In the end however, as was the case for many other picture books before them, the words and photographs weren’t as enmeshed as the grant application had envisaged. Rather than in tandem, Fraser and Jerrems worked separately on their sections, which were alternated on different paper stock throughout the book. But in her layout for her sections, printed on glossier, thicker stock than Fraser’s, Jerrems certainly did go ‘beyond the single picture concept’, with cinematic sequences of shots being laid out like frames from a film. The sister book, Robert Ashton’s Into the Hollow Mountains, also separated text and word. But although, like Jerrems, Ashton also experimented with multiple picture layouts, he didn’t do it as consistently as she had. Jerrems even retained the book’s layout unchanged when she worked on the wall for the Brummels exhibition the two held together at the launch of their respective books.

In the years before the book came out Jerrems had had the opportunity to experiment with multiple picture layouts when she contributed several photo series to the Melbourne University magazine Circus, on which the publishers at Outback Press cut their teeth. For instance in the final issue of Circus Jerrems interspliced the photoseries Hanna, about Ross Hannaford, with the Photoseries Hanging About, with Pearl, and in addition, experimented with repeating the image from the previous page in Hanging About, with Pearl as a kind of thumbnail afterimage on each new page.

A year after A Book About Australian Women, Jerrems worked on a much smaller scale for the cheap, hip-pocket sized paperback, Skyhooks: Million Dollar Riff. Jerrems’ sections of back-stage photographs, again printed on gloss stock and bound in between Jenny Brown’s prose, retained the same sequential layout structure as her previous work.

The popularity of these small paperbacks had been promoted in the sixties by publishers such as Sun books. There were a wide variety of book experiments being undertaken in the late 1960s, as small publishers jostled against each other for new angles onto the market. Even film tie-ins were experimented with. In 1968 Tim Burstall made a semi-autobiographical feature film about a creative young man feeling stultified by, but bound to, Australia. Called Two Thousand Weeks, the film bombed at the box office, with audiences rejecting its subject matter and European art-house stylings as self-indulgent and pretentious, so probably the accompanying photo-roman produced by Mark Strizic bombed in the bookshops as well, even though in the tiny arena of the double page spread Strizic tried to integrate film dialogue and sequential photographs in a new way.

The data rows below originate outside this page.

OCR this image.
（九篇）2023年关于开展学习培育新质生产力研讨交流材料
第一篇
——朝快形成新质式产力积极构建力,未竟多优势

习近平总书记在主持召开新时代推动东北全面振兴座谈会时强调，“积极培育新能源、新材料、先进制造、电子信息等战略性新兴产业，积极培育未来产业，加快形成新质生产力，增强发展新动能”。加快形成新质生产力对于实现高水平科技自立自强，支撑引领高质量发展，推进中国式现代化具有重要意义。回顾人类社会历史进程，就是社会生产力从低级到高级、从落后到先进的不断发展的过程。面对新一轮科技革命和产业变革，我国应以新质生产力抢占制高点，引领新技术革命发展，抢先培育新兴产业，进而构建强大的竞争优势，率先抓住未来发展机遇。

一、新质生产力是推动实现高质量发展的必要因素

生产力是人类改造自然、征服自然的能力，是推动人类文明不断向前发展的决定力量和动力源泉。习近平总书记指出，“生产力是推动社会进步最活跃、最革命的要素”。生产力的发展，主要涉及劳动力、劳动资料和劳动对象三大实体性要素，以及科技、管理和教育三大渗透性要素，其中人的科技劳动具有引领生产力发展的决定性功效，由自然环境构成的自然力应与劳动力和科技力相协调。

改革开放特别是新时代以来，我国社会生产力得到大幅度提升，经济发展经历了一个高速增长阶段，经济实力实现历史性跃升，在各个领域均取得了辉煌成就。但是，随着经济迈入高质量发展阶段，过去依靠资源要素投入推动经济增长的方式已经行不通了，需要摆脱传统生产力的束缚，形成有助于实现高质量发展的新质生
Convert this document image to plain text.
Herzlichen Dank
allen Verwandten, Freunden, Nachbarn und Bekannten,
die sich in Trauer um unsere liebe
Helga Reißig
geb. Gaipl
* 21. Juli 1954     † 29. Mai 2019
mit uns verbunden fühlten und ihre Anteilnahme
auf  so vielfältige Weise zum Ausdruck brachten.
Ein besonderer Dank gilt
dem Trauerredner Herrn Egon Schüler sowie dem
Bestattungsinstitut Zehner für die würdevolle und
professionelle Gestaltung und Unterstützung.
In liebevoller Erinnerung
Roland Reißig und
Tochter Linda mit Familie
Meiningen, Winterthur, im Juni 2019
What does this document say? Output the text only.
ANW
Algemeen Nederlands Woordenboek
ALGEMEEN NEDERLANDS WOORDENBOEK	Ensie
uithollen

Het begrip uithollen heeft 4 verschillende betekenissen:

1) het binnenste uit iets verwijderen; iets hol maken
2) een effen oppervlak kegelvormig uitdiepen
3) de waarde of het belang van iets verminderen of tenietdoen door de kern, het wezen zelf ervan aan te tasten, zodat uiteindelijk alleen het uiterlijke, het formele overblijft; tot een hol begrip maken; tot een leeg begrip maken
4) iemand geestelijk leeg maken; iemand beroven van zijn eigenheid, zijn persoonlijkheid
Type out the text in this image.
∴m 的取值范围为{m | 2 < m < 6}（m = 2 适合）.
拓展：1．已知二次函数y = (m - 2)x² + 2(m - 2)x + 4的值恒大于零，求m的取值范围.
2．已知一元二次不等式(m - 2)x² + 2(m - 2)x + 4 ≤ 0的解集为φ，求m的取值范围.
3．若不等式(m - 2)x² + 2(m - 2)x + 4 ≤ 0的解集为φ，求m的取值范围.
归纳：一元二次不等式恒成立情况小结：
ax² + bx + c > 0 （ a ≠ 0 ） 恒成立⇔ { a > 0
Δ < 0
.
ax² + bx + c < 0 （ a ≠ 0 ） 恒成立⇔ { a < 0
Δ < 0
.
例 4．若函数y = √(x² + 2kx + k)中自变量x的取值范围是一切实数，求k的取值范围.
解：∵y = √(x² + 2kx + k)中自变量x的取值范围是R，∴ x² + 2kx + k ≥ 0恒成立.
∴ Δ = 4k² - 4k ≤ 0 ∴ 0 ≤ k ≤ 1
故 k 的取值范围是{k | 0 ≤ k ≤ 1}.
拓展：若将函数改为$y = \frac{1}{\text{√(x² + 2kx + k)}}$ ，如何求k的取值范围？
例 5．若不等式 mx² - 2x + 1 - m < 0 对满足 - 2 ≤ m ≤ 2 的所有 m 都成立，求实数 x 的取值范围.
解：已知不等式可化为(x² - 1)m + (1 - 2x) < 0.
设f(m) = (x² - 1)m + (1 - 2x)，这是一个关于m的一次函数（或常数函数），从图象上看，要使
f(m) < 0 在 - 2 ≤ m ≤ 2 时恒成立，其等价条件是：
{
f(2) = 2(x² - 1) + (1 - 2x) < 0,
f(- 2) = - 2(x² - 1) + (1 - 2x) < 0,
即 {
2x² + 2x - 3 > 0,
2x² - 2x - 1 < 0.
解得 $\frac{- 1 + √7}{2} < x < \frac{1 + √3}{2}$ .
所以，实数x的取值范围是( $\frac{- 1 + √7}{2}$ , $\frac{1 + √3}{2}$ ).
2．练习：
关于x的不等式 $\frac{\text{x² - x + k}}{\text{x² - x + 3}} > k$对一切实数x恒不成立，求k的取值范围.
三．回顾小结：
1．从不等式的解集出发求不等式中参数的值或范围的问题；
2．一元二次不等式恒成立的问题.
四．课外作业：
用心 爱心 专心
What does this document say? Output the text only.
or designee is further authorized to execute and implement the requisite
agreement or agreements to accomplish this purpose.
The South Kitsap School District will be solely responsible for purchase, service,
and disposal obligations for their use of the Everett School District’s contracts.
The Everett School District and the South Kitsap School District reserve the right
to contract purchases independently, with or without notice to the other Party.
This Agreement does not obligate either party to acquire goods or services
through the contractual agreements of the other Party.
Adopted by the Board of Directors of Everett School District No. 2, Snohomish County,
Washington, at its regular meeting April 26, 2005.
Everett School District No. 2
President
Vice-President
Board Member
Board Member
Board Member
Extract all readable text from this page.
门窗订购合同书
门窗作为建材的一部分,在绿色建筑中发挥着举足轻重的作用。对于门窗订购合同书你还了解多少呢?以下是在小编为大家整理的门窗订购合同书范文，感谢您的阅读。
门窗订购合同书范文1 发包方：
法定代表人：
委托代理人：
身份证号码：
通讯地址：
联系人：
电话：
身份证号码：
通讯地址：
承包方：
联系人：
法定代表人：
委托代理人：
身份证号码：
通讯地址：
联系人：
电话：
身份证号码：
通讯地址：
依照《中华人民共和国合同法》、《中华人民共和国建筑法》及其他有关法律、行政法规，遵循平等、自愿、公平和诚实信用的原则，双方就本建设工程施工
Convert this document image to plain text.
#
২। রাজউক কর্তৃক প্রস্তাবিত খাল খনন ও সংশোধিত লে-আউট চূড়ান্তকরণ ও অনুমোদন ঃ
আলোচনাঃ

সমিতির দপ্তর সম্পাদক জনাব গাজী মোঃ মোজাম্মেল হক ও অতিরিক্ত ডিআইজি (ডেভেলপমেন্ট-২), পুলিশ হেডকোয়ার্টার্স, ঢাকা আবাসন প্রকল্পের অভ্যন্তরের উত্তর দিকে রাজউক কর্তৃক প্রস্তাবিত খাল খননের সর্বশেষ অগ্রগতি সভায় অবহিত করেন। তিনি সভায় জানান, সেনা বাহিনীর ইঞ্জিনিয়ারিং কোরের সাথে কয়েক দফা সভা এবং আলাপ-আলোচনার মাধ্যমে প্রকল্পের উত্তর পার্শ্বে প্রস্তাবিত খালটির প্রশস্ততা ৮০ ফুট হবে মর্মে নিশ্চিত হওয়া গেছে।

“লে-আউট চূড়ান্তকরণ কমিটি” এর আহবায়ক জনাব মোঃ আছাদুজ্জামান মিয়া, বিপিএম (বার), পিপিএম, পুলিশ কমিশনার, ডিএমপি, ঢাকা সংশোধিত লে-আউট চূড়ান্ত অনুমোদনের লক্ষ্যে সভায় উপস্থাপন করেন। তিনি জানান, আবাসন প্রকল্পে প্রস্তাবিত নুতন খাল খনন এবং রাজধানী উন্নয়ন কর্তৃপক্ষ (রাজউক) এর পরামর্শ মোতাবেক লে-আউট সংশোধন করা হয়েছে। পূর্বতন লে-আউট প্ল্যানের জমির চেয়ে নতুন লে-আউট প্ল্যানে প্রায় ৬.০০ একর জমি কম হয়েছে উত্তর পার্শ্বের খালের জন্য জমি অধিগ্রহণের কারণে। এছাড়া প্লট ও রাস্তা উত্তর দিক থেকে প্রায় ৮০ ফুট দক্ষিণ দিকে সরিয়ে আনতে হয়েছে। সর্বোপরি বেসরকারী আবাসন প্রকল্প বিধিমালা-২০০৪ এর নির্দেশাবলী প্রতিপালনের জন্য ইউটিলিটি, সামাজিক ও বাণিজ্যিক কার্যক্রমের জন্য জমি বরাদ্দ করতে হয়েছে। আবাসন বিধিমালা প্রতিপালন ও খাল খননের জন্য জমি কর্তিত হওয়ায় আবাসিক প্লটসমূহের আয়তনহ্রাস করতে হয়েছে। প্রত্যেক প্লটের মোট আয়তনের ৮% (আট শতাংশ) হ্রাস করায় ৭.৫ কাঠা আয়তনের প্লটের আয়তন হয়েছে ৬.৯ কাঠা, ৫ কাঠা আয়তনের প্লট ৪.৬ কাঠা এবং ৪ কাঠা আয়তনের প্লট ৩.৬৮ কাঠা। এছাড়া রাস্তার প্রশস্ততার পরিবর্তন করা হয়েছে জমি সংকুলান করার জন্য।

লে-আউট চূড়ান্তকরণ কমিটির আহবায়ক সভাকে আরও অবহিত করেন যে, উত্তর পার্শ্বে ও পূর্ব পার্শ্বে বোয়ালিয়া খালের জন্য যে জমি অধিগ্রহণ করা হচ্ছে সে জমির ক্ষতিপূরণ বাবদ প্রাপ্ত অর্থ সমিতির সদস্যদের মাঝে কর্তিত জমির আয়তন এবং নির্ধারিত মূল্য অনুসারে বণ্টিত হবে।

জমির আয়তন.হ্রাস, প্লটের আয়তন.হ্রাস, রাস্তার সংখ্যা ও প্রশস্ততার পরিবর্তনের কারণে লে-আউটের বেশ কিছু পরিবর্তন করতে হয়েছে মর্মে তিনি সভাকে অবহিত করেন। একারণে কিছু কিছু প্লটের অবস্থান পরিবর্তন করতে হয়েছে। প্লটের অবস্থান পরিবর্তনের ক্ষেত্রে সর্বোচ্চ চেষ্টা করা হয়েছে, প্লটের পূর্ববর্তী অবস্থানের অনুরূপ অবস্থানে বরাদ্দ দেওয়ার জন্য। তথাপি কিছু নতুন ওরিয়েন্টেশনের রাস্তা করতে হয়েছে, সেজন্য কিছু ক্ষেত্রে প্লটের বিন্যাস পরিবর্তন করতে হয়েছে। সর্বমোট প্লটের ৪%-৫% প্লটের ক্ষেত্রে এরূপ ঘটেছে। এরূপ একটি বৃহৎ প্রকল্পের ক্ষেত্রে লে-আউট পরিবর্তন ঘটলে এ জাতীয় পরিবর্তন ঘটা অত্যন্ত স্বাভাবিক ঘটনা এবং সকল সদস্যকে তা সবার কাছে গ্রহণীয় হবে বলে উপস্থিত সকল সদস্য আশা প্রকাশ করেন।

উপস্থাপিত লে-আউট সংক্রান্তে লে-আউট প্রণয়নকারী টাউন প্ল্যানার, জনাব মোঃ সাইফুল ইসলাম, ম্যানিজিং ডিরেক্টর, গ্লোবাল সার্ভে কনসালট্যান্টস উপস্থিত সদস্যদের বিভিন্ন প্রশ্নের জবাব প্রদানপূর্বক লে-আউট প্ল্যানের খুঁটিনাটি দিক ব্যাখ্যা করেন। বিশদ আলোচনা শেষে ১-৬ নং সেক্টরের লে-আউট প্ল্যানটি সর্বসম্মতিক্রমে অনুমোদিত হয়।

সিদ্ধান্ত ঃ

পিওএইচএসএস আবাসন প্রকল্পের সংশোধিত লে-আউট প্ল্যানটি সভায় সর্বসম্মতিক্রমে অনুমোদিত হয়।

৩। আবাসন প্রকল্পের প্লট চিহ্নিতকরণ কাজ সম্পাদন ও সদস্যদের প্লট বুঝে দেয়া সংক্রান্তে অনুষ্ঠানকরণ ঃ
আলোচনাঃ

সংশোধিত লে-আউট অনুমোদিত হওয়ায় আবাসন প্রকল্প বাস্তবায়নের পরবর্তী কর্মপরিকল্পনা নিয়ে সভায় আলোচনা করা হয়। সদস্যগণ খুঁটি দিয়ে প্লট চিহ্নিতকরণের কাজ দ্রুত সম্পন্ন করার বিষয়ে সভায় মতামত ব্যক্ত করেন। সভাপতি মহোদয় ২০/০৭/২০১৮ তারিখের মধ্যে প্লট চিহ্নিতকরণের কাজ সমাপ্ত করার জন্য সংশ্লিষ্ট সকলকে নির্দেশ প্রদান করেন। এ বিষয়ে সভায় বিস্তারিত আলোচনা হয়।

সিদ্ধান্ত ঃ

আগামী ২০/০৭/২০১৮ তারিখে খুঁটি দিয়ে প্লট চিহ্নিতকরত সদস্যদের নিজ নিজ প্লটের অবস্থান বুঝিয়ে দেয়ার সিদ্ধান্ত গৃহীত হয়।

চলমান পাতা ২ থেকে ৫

A Book About Australian Women, produced during the international year of women, and launched by Margaret Reid, Australia’s first commissioner for women, was a feminist project. But it was intended to be feminism from the ground up, through the eyes and the mouths of as wide a range of women themselves as possible. Had women been considered before in Australian photography, if not quite in Jerrems’ anticipated format of ‘themes personally experienced by the artists involved’? Well, yes they had. By way of complete contrast I can’t resist taking a cheeky look at the Sydney photographer David Mist’s Made in Australia, which in 1969 stole an idea from a 1967 British book called Birds of Britain. It responded to the emerging independence and self-assertion of women throughout the 1960s by packaging up different young Australian women into a useful compendium aimed at the aspirational, cravat-wearing, bachelor-playboy market. The Outback Press books were cheap, cheap, cheap, printed cut-price at a suburban newspaper and imperfectly bound so that they fell apart almost immediately. Mist’s book, on the other hand, was printed in Hong Kong by the British publisher Paul Hamlyn who was seeking new angles to access what was a very healthy Australian market for books about contemporary Australia.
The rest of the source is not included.